Arts & Culture
Photos by Joey Borroto
Orlando experiences a public art renaissance
See Art at Lake Eola, Urban Art Museum and two more large-scale public works
Published: November 20, 2013
"Union," by Ralfonso Gschwend (Zurich, Switzerland)
See Art: Robinson Avenue at the corner of Robinson Street and Lake Eola Drive in Lake Eola Park
Shining in the sun, Gschwend's kinetic wind and light sculptures have twirled at Olympic venues and in various cities in Europe, and now Orlando gets one as well. They look like our native pines, but no metal pine cones will be coming off these things. They will be fun to watch in a hurricane.
"Tower of Light," by Ed Carpenter (Portland, Ore.)
400 S. Orange Avenue, City Hall Plaza
Carpenter's 20-plus-year-old piece badly needed restoration, and the Orlando Chapter of the Commercial Real Estate Women made it happen. Sparkling and radiant, its lights really work now. (Buddy Dyer flipped the switch recently to make sure.) The restoration was performed by a cadre of local engineers, architects and craftsmen, who should be applauded for their effort.
"The Red Tail Pilots of the Tuskegee Airmen," by Syd Levy, Mike McKenzie, and Jeff Stanford (Orlando, Fla.)
777 E. Princeton St., at the Loch Haven entrance of the Orlando Science Center
It's about time the African-American pilots of World War II get recognition on par with the rest; this bronze monument honors their memory and remarkable service record. It's always cool to see these planes, and especially to see them here, knowing the pilots faced more than just hostile enemies in the sky.
"Sol-Community," by Marcos Cruz and James Cornetet (Orlando, Fla.)

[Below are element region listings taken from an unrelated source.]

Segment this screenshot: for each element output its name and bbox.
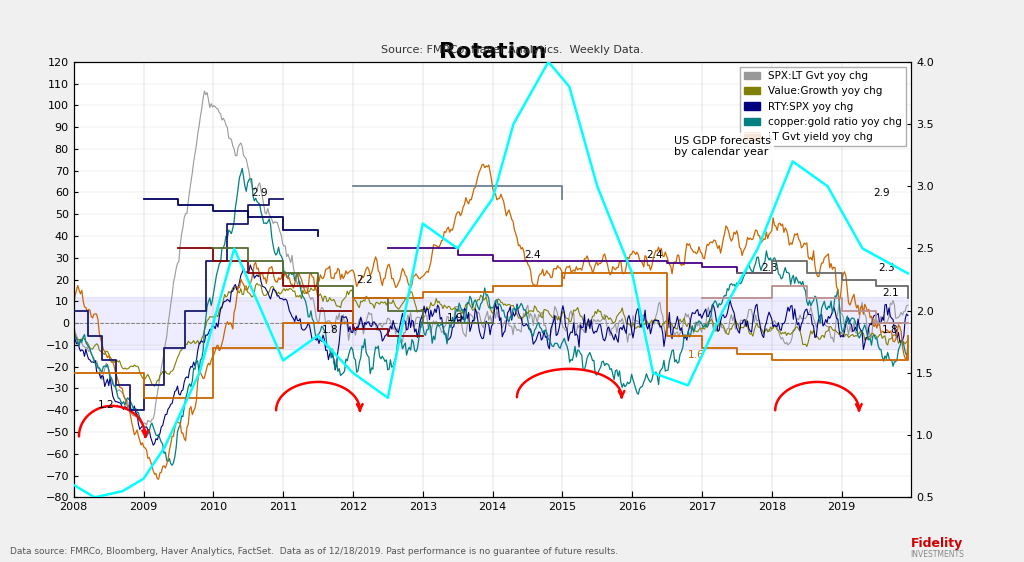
Text: 2.3: 2.3 [878,263,895,273]
Text: Fidelity: Fidelity [910,537,964,550]
Text: Data source: FMRCo, Bloomberg, Haver Analytics, FactSet.  Data as of 12/18/2019.: Data source: FMRCo, Bloomberg, Haver Ana… [10,547,618,556]
Text: 1.8: 1.8 [882,325,899,335]
Text: US GDP forecasts
by calendar year: US GDP forecasts by calendar year [674,135,771,157]
Legend: SPX:LT Gvt yoy chg, Value:Growth yoy chg, RTY:SPX yoy chg, copper:gold ratio yoy: SPX:LT Gvt yoy chg, Value:Growth yoy chg… [740,67,906,146]
Title: Rotation: Rotation [439,42,546,62]
Text: INVESTMENTS: INVESTMENTS [910,550,964,559]
Text: 2.9: 2.9 [873,188,890,198]
Text: 2.3: 2.3 [761,263,778,273]
Text: 2.4: 2.4 [524,251,541,260]
Text: 2.2: 2.2 [356,275,373,285]
Text: 1.6: 1.6 [688,350,705,360]
Text: 2.9: 2.9 [252,188,268,198]
Text: 1.8: 1.8 [322,325,338,335]
Text: 1.2: 1.2 [98,400,115,410]
Text: 2.1: 2.1 [882,288,899,298]
Text: 1.9: 1.9 [447,312,464,323]
Text: 2.4: 2.4 [646,251,663,260]
Text: Source: FMRCo, Haver Analytics.  Weekly Data.: Source: FMRCo, Haver Analytics. Weekly D… [381,45,643,55]
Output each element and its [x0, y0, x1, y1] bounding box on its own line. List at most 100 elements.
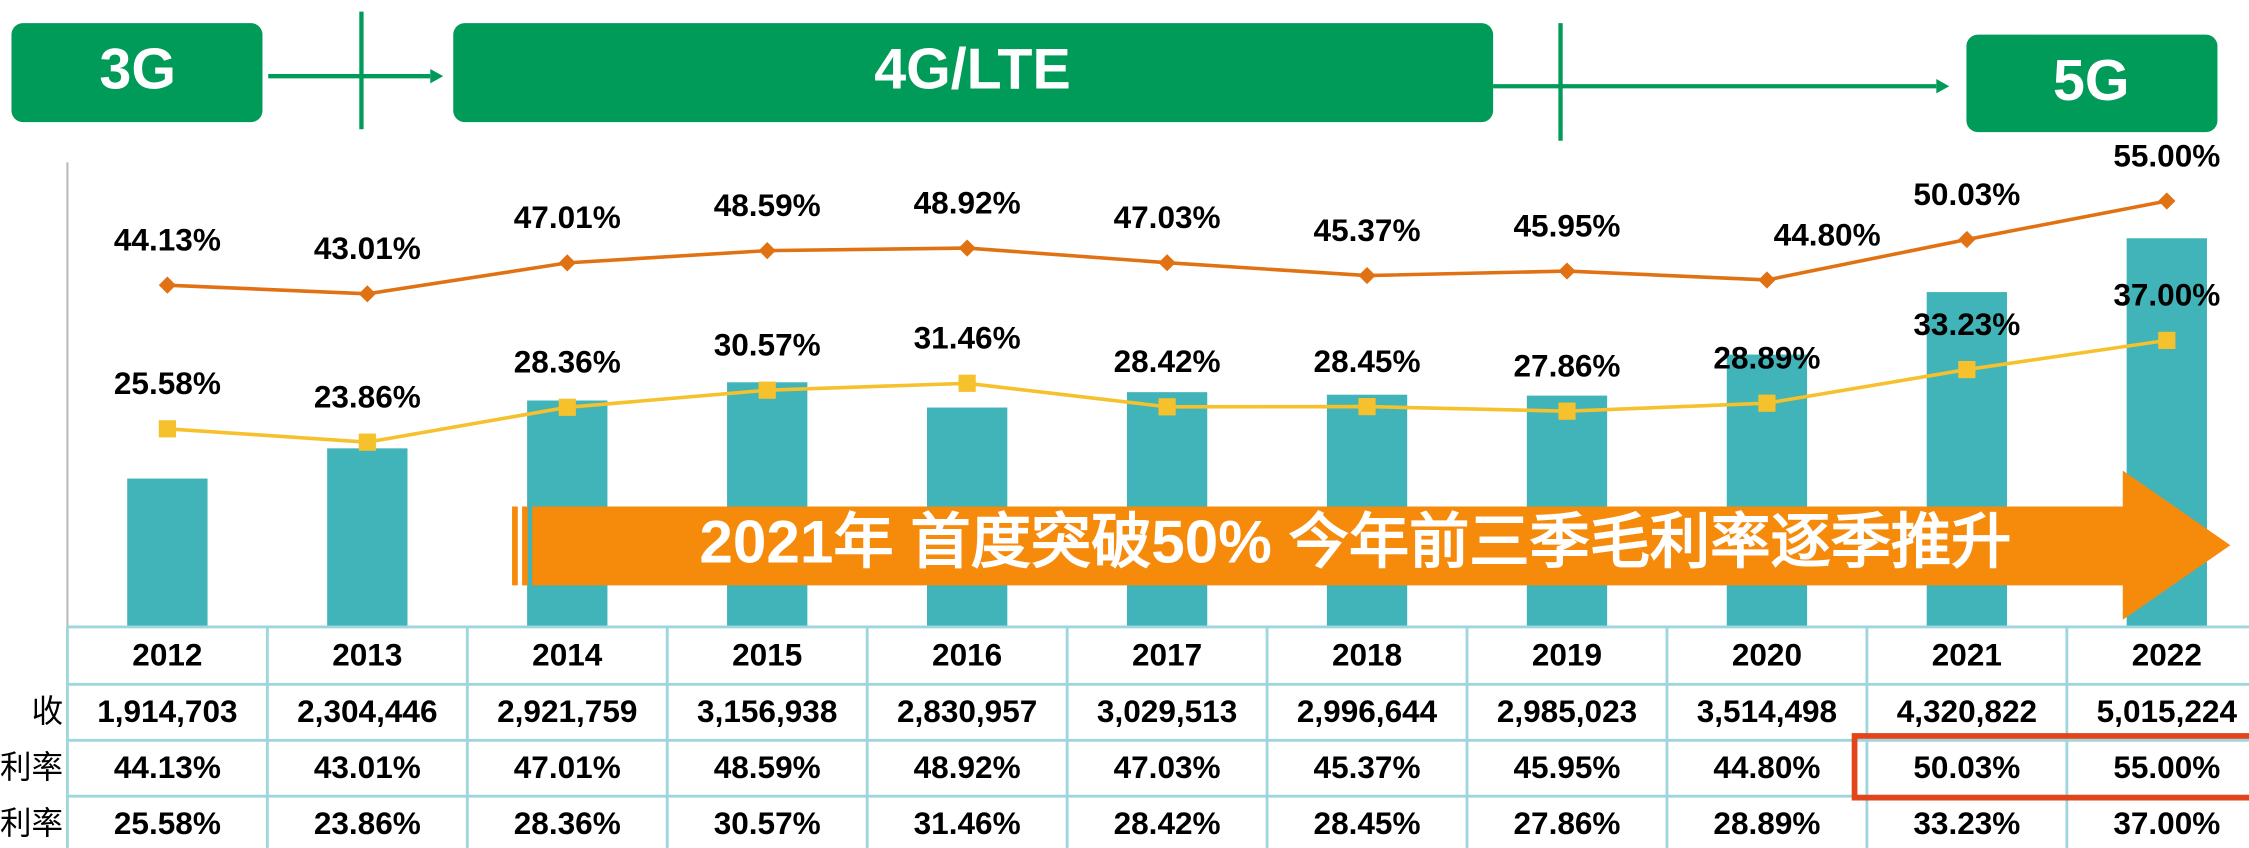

Urban Art Museum installation at Tako Cheena, 932 N. Mills Ave.
Local artists Cruz and Cornetet created this joyously colored metal sunflower, to be shown on the wall of Mills 50 restaurant Tako Cheena. It's part of the Urban Art Museum, which is "not a building. It is an urban network of commissioned art pieces that will be installed in select areas to restore blighted structures, reduce pollution, deviant activity, increase the attractiveness of the district and to promote organized urban art," according to founders Cornetet and Wes Featherston.